Where age has clearly made this man wiser, roaming the planet has done little for his ability to put down roots. He’s still many years from worry about finding a babysitter before a show—the snag that shuts down his old Edmonton connections when he rolls through town.
This is a good thing for Vancouver’s music scene, though, and for the surrounding communities.
“I always worked in the helping professions and I know performance is really healing. So for me, performance is really the most profound thing I can put out in the world right now,” explains Coe.
One might say he’s launching a travelling minstrel phase of his life, sharing all the inspiration he’s gathered along his rather meandering path in song.
“I’m always playing…I’ll read a story or hear something and it percolates inside me then eventually it just comes out,” he says with a laugh that doesn’t seem old enough to meditate on the complex philosophical topics he’s pondering.

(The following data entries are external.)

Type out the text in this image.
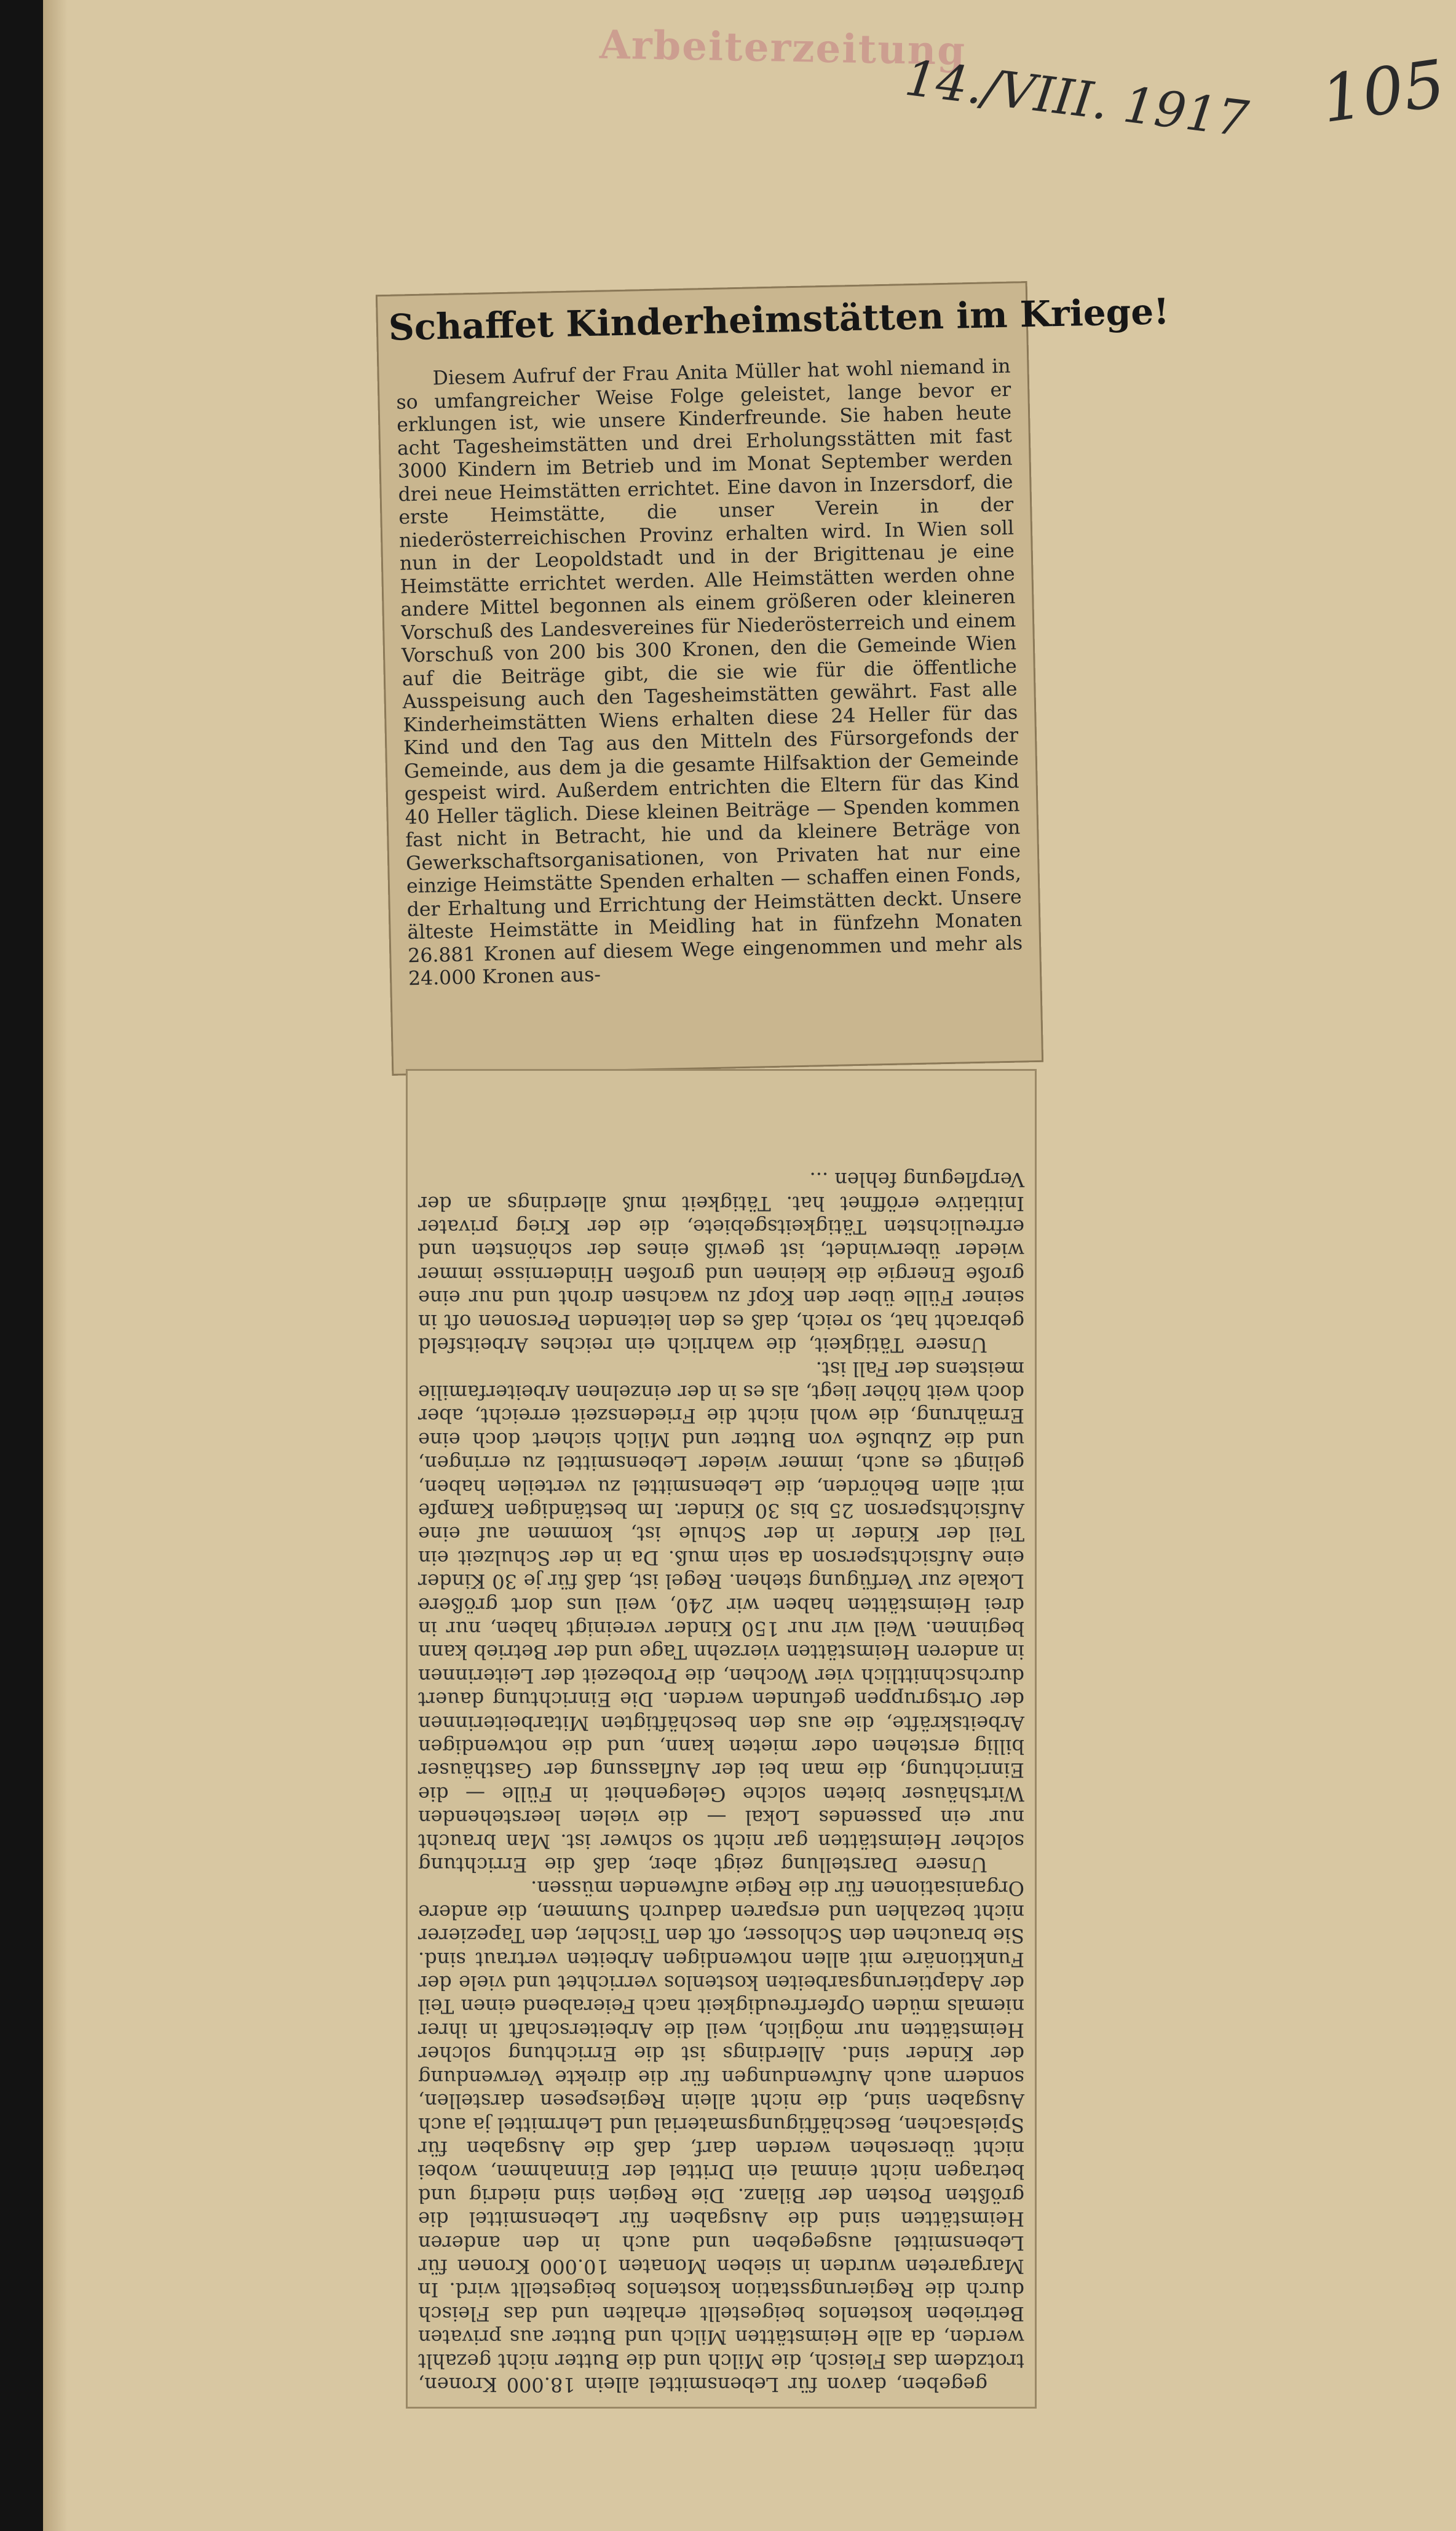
Arbeiterzeitung
14./VIII. 1917 105
Schaffet Kinderheimstätten im Kriege!
Diesem Aufruf der Frau Anita Müller hat wohl niemand in so umfangreicher Weise Folge geleistet, lange bevor er erklungen ist, wie unsere Kinderfreunde. Sie haben heute acht Tagesheimstätten und drei Erholungsstätten mit fast 3000 Kindern im Betrieb und im Monat September werden drei neue Heimstätten errichtet. Eine davon in Inzersdorf, die erste Heimstätte, die unser Verein in der niederösterreichischen Provinz erhalten wird. In Wien soll nun in der Leopoldstadt und in der Brigittenau je eine Heimstätte errichtet werden. Alle Heimstätten werden ohne andere Mittel begonnen als einem größeren oder kleineren Vorschuß des Landesvereines für Niederösterreich und einem Vorschuß von 200 bis 300 Kronen, den die Gemeinde Wien auf die Beiträge gibt, die sie wie für die öffentliche Ausspeisung auch den Tagesheimstätten gewährt. Fast alle Kinderheimstätten Wiens erhalten diese 24 Heller für das Kind und den Tag aus den Mitteln des Fürsorgefonds der Gemeinde, aus dem ja die gesamte Hilfsaktion der Gemeinde gespeist wird. Außerdem entrichten die Eltern für das Kind 40 Heller täglich. Diese kleinen Beiträge — Spenden kommen fast nicht in Betracht, hie und da kleinere Beträge von Gewerkschaftsorganisationen, von Privaten hat nur eine einzige Heimstätte Spenden erhalten — schaffen einen Fonds, der Erhaltung und Errichtung der Heimstätten deckt. Unsere älteste Heimstätte in Meidling hat in fünfzehn Monaten 26.881 Kronen auf diesem Wege eingenommen und mehr als 24.000 Kronen aus-

gegeben, davon für Lebensmittel allein 18.000 Kronen, trotzdem das Fleisch, die Milch und die Butter nicht gezahlt werden, da alle Heimstätten Milch und Butter aus privaten Betrieben kostenlos beigestellt erhalten und das Fleisch durch die Regierungsstation kostenlos beigestellt wird. In Margareten wurden in sieben Monaten 10.000 Kronen für Lebensmittel ausgegeben und auch in den anderen Heimstätten sind die Ausgaben für Lebensmittel die größten Posten der Bilanz. Die Regien sind niedrig und betragen nicht einmal ein Drittel der Einnahmen, wobei nicht übersehen werden darf, daß die Ausgaben für Spielsachen, Beschäftigungsmaterial und Lehrmittel ja auch Ausgaben sind, die nicht allein Regiespesen darstellen, sondern auch Aufwendungen für die direkte Verwendung der Kinder sind. Allerdings ist die Errichtung solcher Heimstätten nur möglich, weil die Arbeiterschaft in ihrer niemals müden Opferfreudigkeit nach Feierabend einen Teil der Adaptierungsarbeiten kostenlos verrichtet und viele der Funktionäre mit allen notwendigen Arbeiten vertraut sind. Sie brauchen den Schlosser, oft den Tischler, den Tapezierer nicht bezahlen und ersparen dadurch Summen, die andere Organisationen für die Regie aufwenden müssen.

Unsere Darstellung zeigt aber, daß die Errichtung solcher Heimstätten gar nicht so schwer ist. Man braucht nur ein passendes Lokal — die vielen leerstehenden Wirtshäuser bieten solche Gelegenheit in Fülle — die Einrichtung, die man bei der Auflassung der Gasthäuser billig erstehen oder mieten kann, und die notwendigen Arbeitskräfte, die aus den beschäftigten Mitarbeiterinnen der Ortsgruppen gefunden werden. Die Einrichtung dauert durchschnittlich vier Wochen, die Probezeit der Leiterinnen in anderen Heimstätten vierzehn Tage und der Betrieb kann beginnen. Weil wir nur 150 Kinder vereinigt haben, nur in drei Heimstätten haben wir 240, weil uns dort größere Lokale zur Verfügung stehen. Regel ist, daß für je 30 Kinder eine Aufsichtsperson da sein muß. Da in der Schulzeit ein Teil der Kinder in der Schule ist, kommen auf eine Aufsichtsperson 25 bis 30 Kinder. Im beständigen Kampfe mit allen Behörden, die Lebensmittel zu verteilen haben, gelingt es auch, immer wieder Lebensmittel zu erringen, und die Zubuße von Butter und Milch sichert doch eine Ernährung, die wohl nicht die Friedenszeit erreicht, aber doch weit höher liegt, als es in der einzelnen Arbeiterfamilie meistens der Fall ist.

Unsere Tätigkeit, die wahrlich ein reiches Arbeitsfeld gebracht hat, so reich, daß es den leitenden Personen oft in seiner Fülle über den Kopf zu wachsen droht und nur eine große Energie die kleinen und großen Hindernisse immer wieder überwindet, ist gewiß eines der schönsten und erfreulichsten Tätigkeitsgebiete, die der Krieg privater Initiative eröffnet hat. Tätigkeit muß allerdings an der Verpflegung fehlen ...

Coe’s latest album deals with the degradation of the planet and whether man can survive the apocalyptic course the world is on, though it’s oddly not heavy. In fact, it’s won him the Best Unsigned Band title in The Georgia Straight’s Reader’s Choice Contest.
Light, musically eclectic and uplifting, By The Mountain’s Feet, is Coe’s sophomore album and it manages a nice balance between the dark mystery that makes life interesting, his penchant for fatalistic cataclysm, and the catchiness that makes a tune sell.
One hates to say it, as it’s really getting to be a tired definition of a fairly common earthy, male singer/songwriter’s genre, but there’s no denying there’s a little Jack Johnson and Ben Harper to his sound.
Normally, a Buckman Coe concert includes a five-member band, but for this tour he’s pared it down to a trio.
Kelowna will be their last concert of the stretch—a generally tricky spot. On one hand, this can mean burnout for a road-weary band, but it can also bring a ringer of a show that demonstrates the musical journey a group has shared.
Sounding energized and full of life in an interview from Banff, Coe seems to indicate it’s going to be the latter. The trio started really jamming with the music, pulling out the reggae elements, dub-step, soul and funk to get ready for an outdoor concert on Earth Day in Vancouver, Coe says.
Buckman Coe plays the Minstrel Café this Saturday, April 21 at 8 p.m. There is a $5 entertainment charge.